FAIRFAX COUNTY, Va. — The tentacles of COVID-19 have reached deeply into every American jurisdiction with a vengeance. Setting aside the devastating impact of the 511,000 lives lost and counting, U.S. counties face a looming financial catastrophe without help from the federal government.
Like a bloodthirsty octopus, those tentacles have slurped a combined $202 billion from the coffers of the nation's more than 3,000 counties, according to data from the National Association of Counties.
In Fairfax County, Virginia's largest county, leaders are projecting a $300 million loss over two years, according to Jeff McKay, Chairman of the Fairfax County Board of Supervisors.
"I am in a dead end," McKay said. "Increase taxes, cut services or hope that the federal government does what it's supposed to do in the midst of a crisis like this which is to step in, assert their authority and help our communities recover."
You'd be hard-pressed to find a bigger advocate for President Biden's American Rescue Plan than Chairman McKay.
"Frankly its not a 'nice to have' anymore," he said. "It's an essential."
The majority of frontline workers are county employees, McKay said during a recent Zoom call with WUSA9 anchor Adam Longo. First responders, teachers, librarians and others all depend on their local county for a paycheck. Costs have increased and revenue has dipped dramatically leaving counties with few options.
"The increased costs of providing services and hardening all of our facilities to be safe. Those are all costs born by local governments," McKay said.
President Biden's American Rescue Plan includes $350 billion dollars for state and local governments to keep paychecks coming for those frontline workers.
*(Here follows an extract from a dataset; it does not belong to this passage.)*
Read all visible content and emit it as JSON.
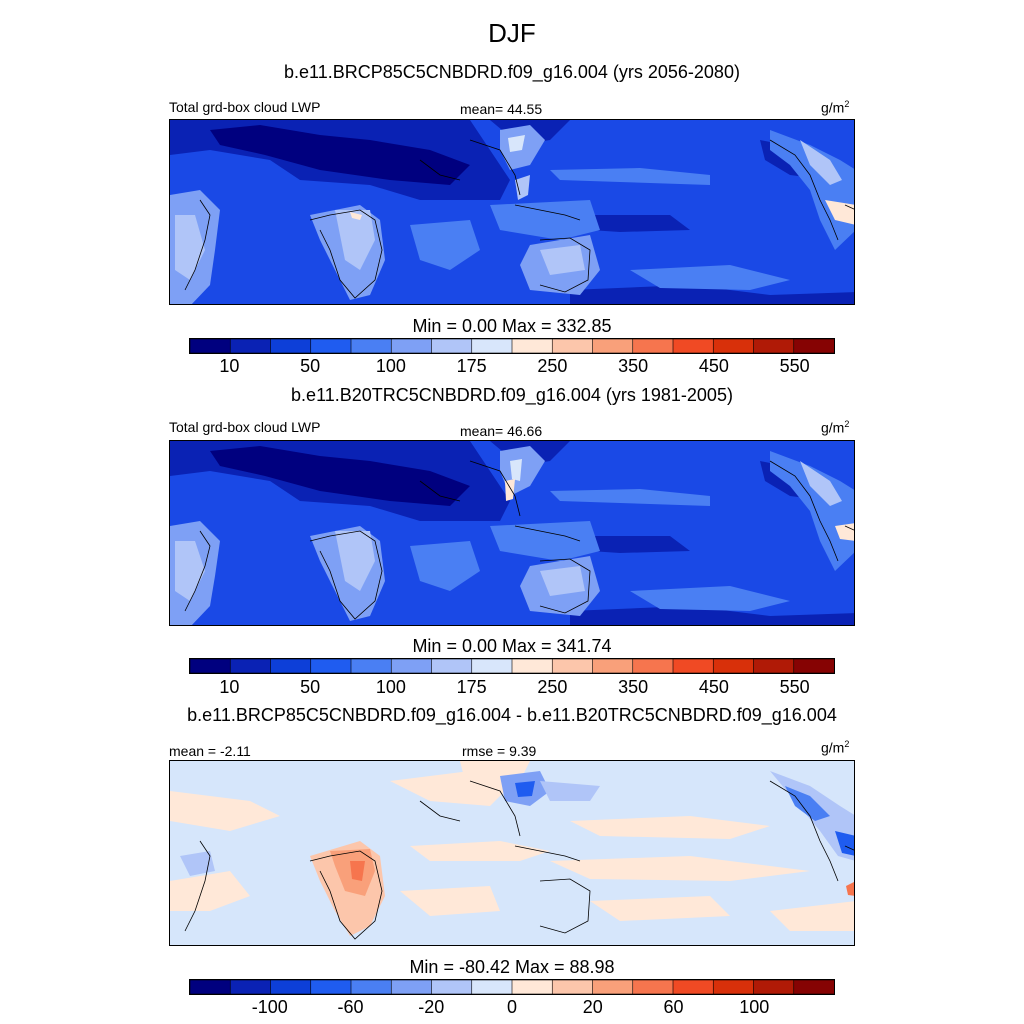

"Despite the optimism, without new resources, our entire effort will be set back," Biden said from the White House Tuesday. "We need the resources in the American Rescue Plan and we need it urgently."
The president's plan has passed the House and awaits action in the Senate.
More than 400 organizations have signed a letter to members of the U.S. Senate urging them to pass Biden's proposal.
State revenues are down some 6 percent compared to before the pandemic, even as the need for state services has skyrocketed with one in three adults struggling to meet household expenses," the letter says. "Meanwhile, many cities and counties have been hit even harder. The average city with falling revenues has seen collections drop by 21 percent, even as costs have soared, and counties face similar conditions ... As the Senate considers this legislation, we ask that you maintain the $350 billion funding that will get aid quickly to all corners of the country."